Seandainya beliau bersikap keras dan berhati kasar, niscaya hati orang-orang
disekitar beliau tidak akan tertambat pada beliau.
“karena
itu maafkanlah mereka, mohonlah ampun bagi mereka, dan bermusyawarahlah dengan
urusan itu,”
Dalam
permasalahan yang terjadi hendaknya kaum muslimin mengadakan musyawarah demi
melahirkan prinsip yang benar.[28]“kemudian
apabila kamu telah membulatkan tekad, maka bertawakallah kepada Allah. Sesungguhnya
Allah menyukai orang-orang yang bertawakal kepadanya”
Dalam
urgensi Syura ialah membolak-balikkan pemikiran dan memilih pandangan yang
diajukan. Dan pemilihan hasil dari syura dengan penuh tekad dan semangat, maka
haruslah bertawakal kepada Allah, menghubungkan urusan tersebut kepada Allah,
bagaimanapun hasilnya nanti. Karena tabi’at yang harus dimiliki seorang mukmin
tawakal kepada Allah dan mengembalikan
segala urusan kepada-nya [29]
2. Tafsir Surat Luqman Ayat 17-18
يَٰبُنَيَّ أَقِمِ ٱلصَّلَوٰةَ
وَأۡمُرۡ بِٱلۡمَعۡرُوفِ وَٱنۡهَ عَنِ ٱلۡمُنكَرِ وَٱصۡبِرۡ عَلَىٰ مَآ
أَصَابَكَۖ إِنَّ ذَٰلِكَ مِنۡ عَزۡمِ ٱلۡأُمُورِ ١٧ وَلَا تُصَعِّرۡ خَدَّكَ
لِلنَّاسِ وَلَا تَمۡشِ فِي ٱلۡأَرۡضِ مَرَحًاۖ إِنَّ ٱللَّهَ لَا يُحِبُّ كُلَّ
مُخۡتَالٖ فَخُورٖ ١٨
Artinya: Hai anakku, dirikanlah shalat
dan suruhlah (manusia) mengerjakan yang baik dan cegahlah (mereka) dari
perbuatan yang mungkar dan bersabarlah terhadap apa yang menimpa kamu.
Sesungguhnya yang demikian itu Termasuk hal-hal yang diwajibkan (oleh Allah).
Dan janganlah kamu memalingkan mukamu dari manusia (karena sombong) dan
janganlah kamu berjalan di muka bumi dengan angkuh.

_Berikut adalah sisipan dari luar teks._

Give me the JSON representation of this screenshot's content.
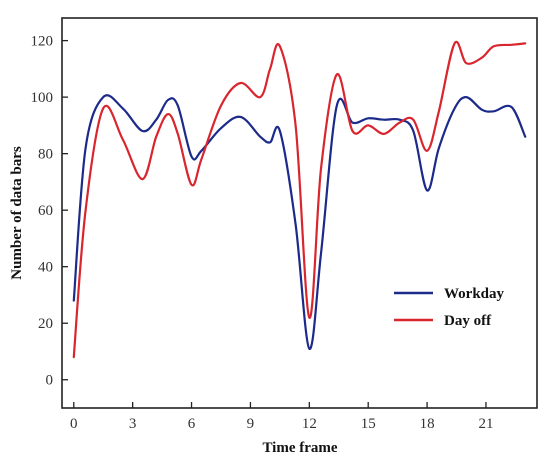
{
  "chart_data": {
    "type": "line",
    "title": "",
    "xlabel": "Time frame",
    "ylabel": "Number of data bars",
    "xlim": [
      -0.6,
      23.6
    ],
    "ylim": [
      -10,
      128
    ],
    "xticks": [
      0,
      3,
      6,
      9,
      12,
      15,
      18,
      21
    ],
    "yticks": [
      0,
      20,
      40,
      60,
      80,
      100,
      120
    ],
    "x": [
      0,
      0.6,
      1.5,
      2.5,
      3.5,
      4.2,
      4.8,
      5.3,
      6.0,
      6.5,
      7.5,
      8.5,
      9.5,
      10.0,
      10.5,
      11.3,
      12.0,
      12.6,
      13.4,
      14.2,
      15.0,
      15.8,
      16.6,
      17.3,
      18.0,
      18.6,
      19.4,
      20.0,
      20.8,
      21.4,
      22.3,
      23.0
    ],
    "series": [
      {
        "name": "Workday",
        "color": "#1c2a8a",
        "values": [
          28,
          82,
          100,
          96,
          88,
          92,
          99,
          97,
          79,
          81,
          89,
          93,
          86,
          84,
          88,
          55,
          11,
          45,
          97,
          91,
          92.5,
          92,
          92,
          88,
          67,
          82,
          96,
          100,
          95.5,
          95,
          96.5,
          86
        ]
      },
      {
        "name": "Day off",
        "color": "#d9262e",
        "values": [
          8,
          60,
          96,
          85,
          71,
          86,
          94,
          87,
          69,
          78,
          97,
          105,
          100,
          110,
          118,
          90,
          22,
          75,
          108,
          88,
          90,
          87,
          91,
          92,
          81,
          95,
          119,
          112,
          114,
          118,
          118.5,
          119
        ]
      }
    ],
    "legend": "lower-right",
    "grid": false
  }
}
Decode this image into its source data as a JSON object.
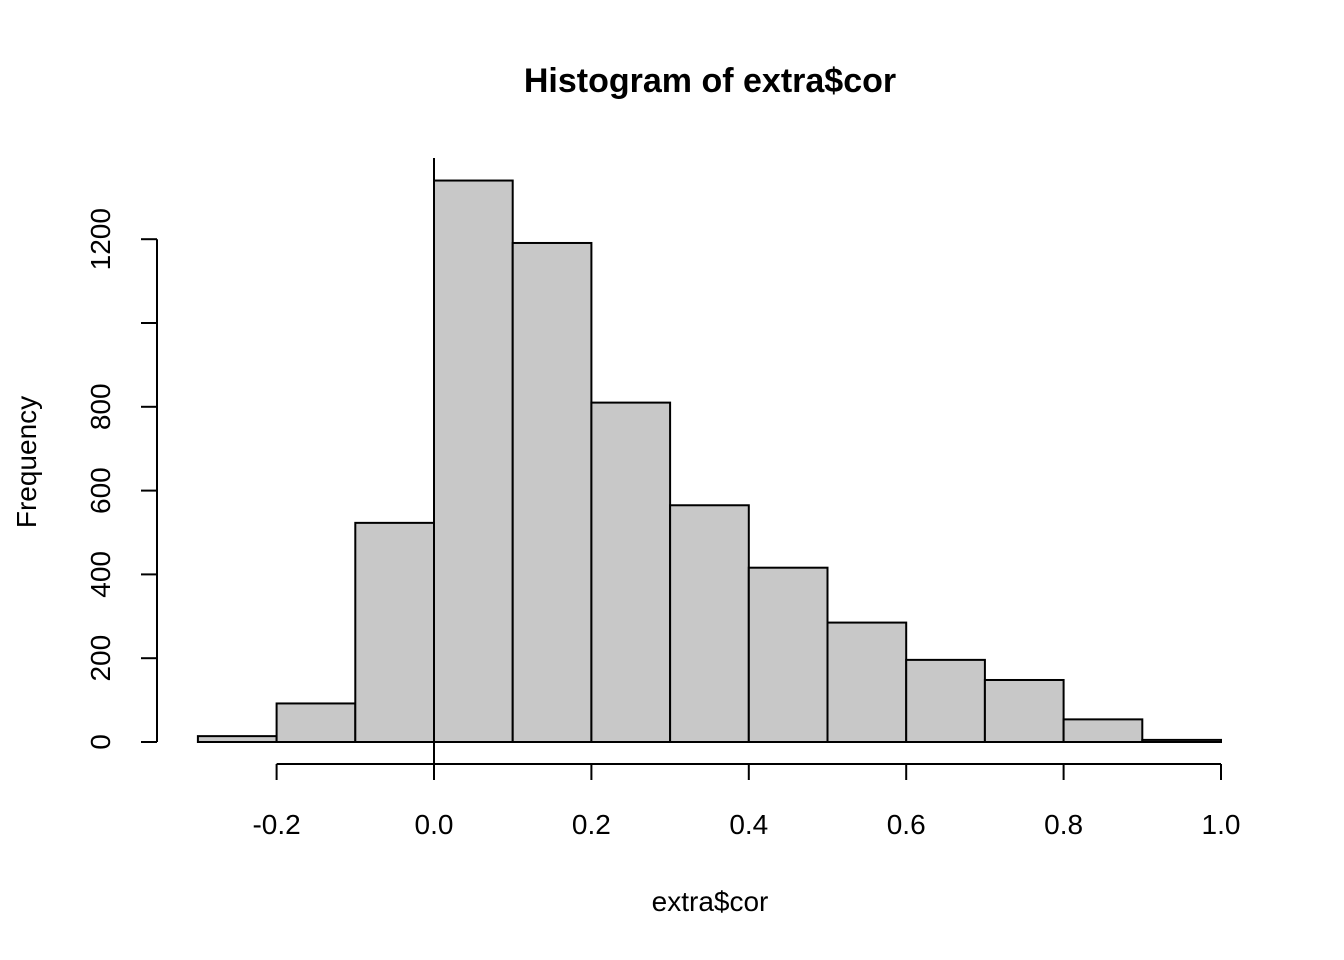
{
  "chart_data": {
    "type": "bar",
    "title": "Histogram of extra$cor",
    "xlabel": "extra$cor",
    "ylabel": "Frequency",
    "bins": [
      {
        "from": -0.3,
        "to": -0.2,
        "count": 14
      },
      {
        "from": -0.2,
        "to": -0.1,
        "count": 92
      },
      {
        "from": -0.1,
        "to": 0.0,
        "count": 523
      },
      {
        "from": 0.0,
        "to": 0.1,
        "count": 1340
      },
      {
        "from": 0.1,
        "to": 0.2,
        "count": 1191
      },
      {
        "from": 0.2,
        "to": 0.3,
        "count": 810
      },
      {
        "from": 0.3,
        "to": 0.4,
        "count": 565
      },
      {
        "from": 0.4,
        "to": 0.5,
        "count": 416
      },
      {
        "from": 0.5,
        "to": 0.6,
        "count": 285
      },
      {
        "from": 0.6,
        "to": 0.7,
        "count": 196
      },
      {
        "from": 0.7,
        "to": 0.8,
        "count": 148
      },
      {
        "from": 0.8,
        "to": 0.9,
        "count": 54
      },
      {
        "from": 0.9,
        "to": 1.0,
        "count": 5
      }
    ],
    "x_ticks": [
      -0.2,
      0.0,
      0.2,
      0.4,
      0.6,
      0.8,
      1.0
    ],
    "x_tick_labels": [
      "-0.2",
      "0.0",
      "0.2",
      "0.4",
      "0.6",
      "0.8",
      "1.0"
    ],
    "y_ticks": [
      0,
      200,
      400,
      600,
      800,
      1000,
      1200
    ],
    "y_tick_labels": [
      "0",
      "200",
      "400",
      "600",
      "800",
      "",
      "1200"
    ],
    "xlim": [
      -0.3,
      1.0
    ],
    "ylim": [
      0,
      1340
    ],
    "reference_line_x": 0.0,
    "grid": false,
    "colors": {
      "bar_fill": "#c8c8c8",
      "bar_stroke": "#000000"
    }
  }
}
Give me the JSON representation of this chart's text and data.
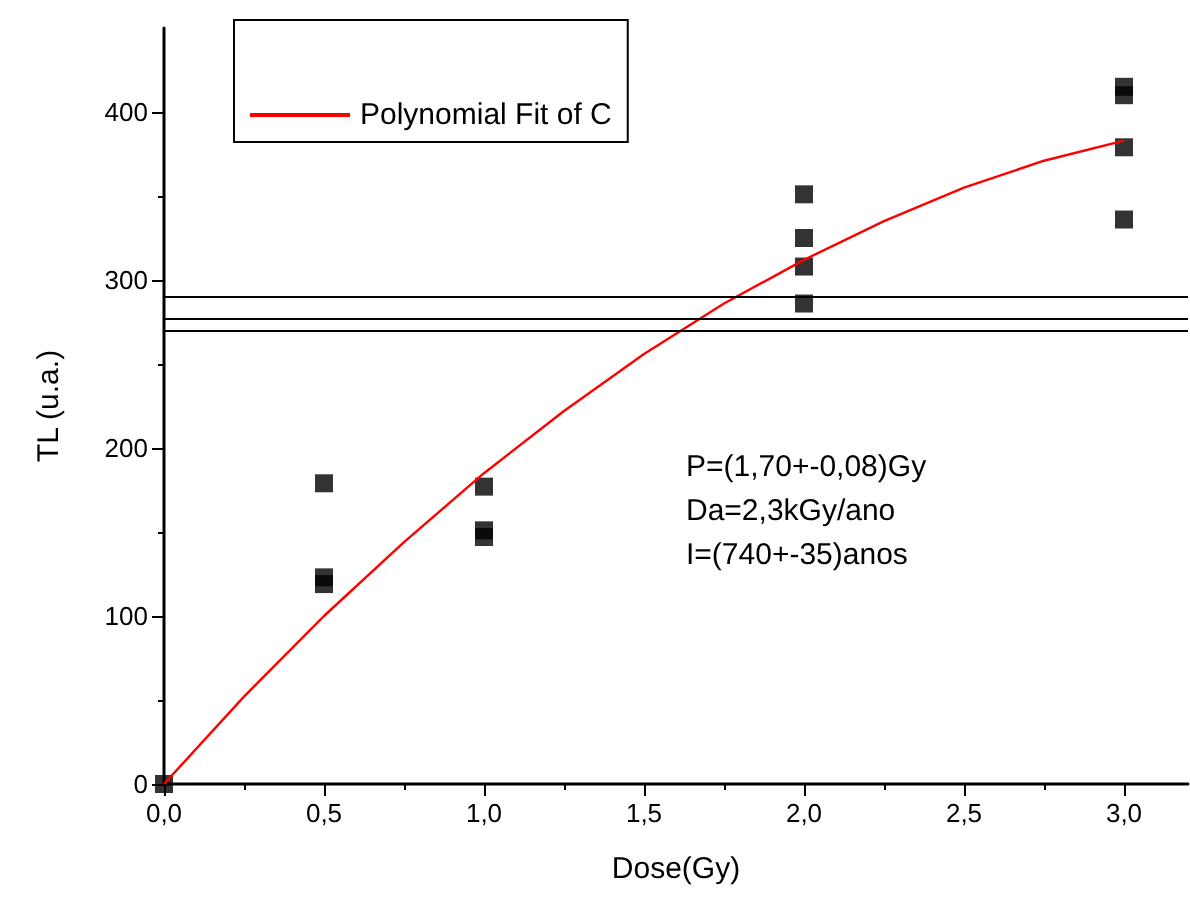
{
  "chart_data": {
    "type": "scatter",
    "xlabel": "Dose(Gy)",
    "ylabel": "TL (u.a.)",
    "xlim": [
      0,
      3.2
    ],
    "xticks": [
      {
        "value": 0,
        "label": "0,0"
      },
      {
        "value": 0.5,
        "label": "0,5"
      },
      {
        "value": 1,
        "label": "1,0"
      },
      {
        "value": 1.5,
        "label": "1,5"
      },
      {
        "value": 2,
        "label": "2,0"
      },
      {
        "value": 2.5,
        "label": "2,5"
      },
      {
        "value": 3,
        "label": "3,0"
      }
    ],
    "ylim": [
      0,
      450
    ],
    "yticks": [
      0,
      100,
      200,
      300,
      400
    ],
    "marker": "square",
    "grid": false,
    "legend": "top left",
    "series": [
      {
        "color": "#000000",
        "x": [
          0,
          0.5,
          0.5,
          0.5,
          1,
          1,
          1,
          2,
          2,
          2,
          2,
          3,
          3,
          3,
          3
        ],
        "values": [
          0,
          179,
          123,
          119,
          177,
          151,
          147,
          351,
          325,
          308,
          286,
          415,
          410,
          379,
          336
        ]
      },
      {
        "type": "line",
        "name": "Polynomial Fit of C",
        "color": "#ff0000",
        "marker": "none",
        "x": [
          0,
          0.25,
          0.5,
          0.75,
          1,
          1.25,
          1.5,
          1.75,
          2,
          2.25,
          2.5,
          2.75,
          3
        ],
        "values": [
          0,
          52,
          100,
          144,
          185,
          222,
          256,
          286,
          312,
          335,
          355,
          371,
          383
        ]
      }
    ],
    "ref_lines": [
      {
        "axis": "y",
        "value": 290,
        "color": "#000000"
      },
      {
        "axis": "y",
        "value": 277,
        "color": "#000000"
      },
      {
        "axis": "y",
        "value": 270,
        "color": "#000000"
      }
    ],
    "annotations": [
      "P=(1,70+-0,08)Gy",
      "Da=2,3kGy/ano",
      "I=(740+-35)anos"
    ]
  }
}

Sesungguhnya Allah tidak
menyukai orang-orang yang sombong lagi membanggakan diri.(Q.S Luqman:
17-18)
Pada ayat Luqman 17-18, meyuruh
mengerjakan ma’ruf, mengandung pesan untuk mengerjakannya, karena tidaklah
wajar menyuruh sebelum diri sendiri melakukannya. Demikian juga melarang
kemunkaran menuntut agar yang melarang terlebih dahulu mencegah dirinya. Ma’ruf
adalah “yang baik menurut pandangan umum suatu masyarakat dan telah mereka
kenal luas”, selama sejalan dengan al-Khair (kebajikan), yaitu
nilai-nilai ilahi. Mungkar adalah sesuatu yang dianggap buruk oleh mereka serta
bertentangan dengan nilai-nilai Ilahi.[30]
Kata shabr (صبر) terambil dari akar kata yang terdiri dari tiga huruf, shad,
ba, dan ra. Maknanya berkisar pada tiga hal, 1) menahan, 2)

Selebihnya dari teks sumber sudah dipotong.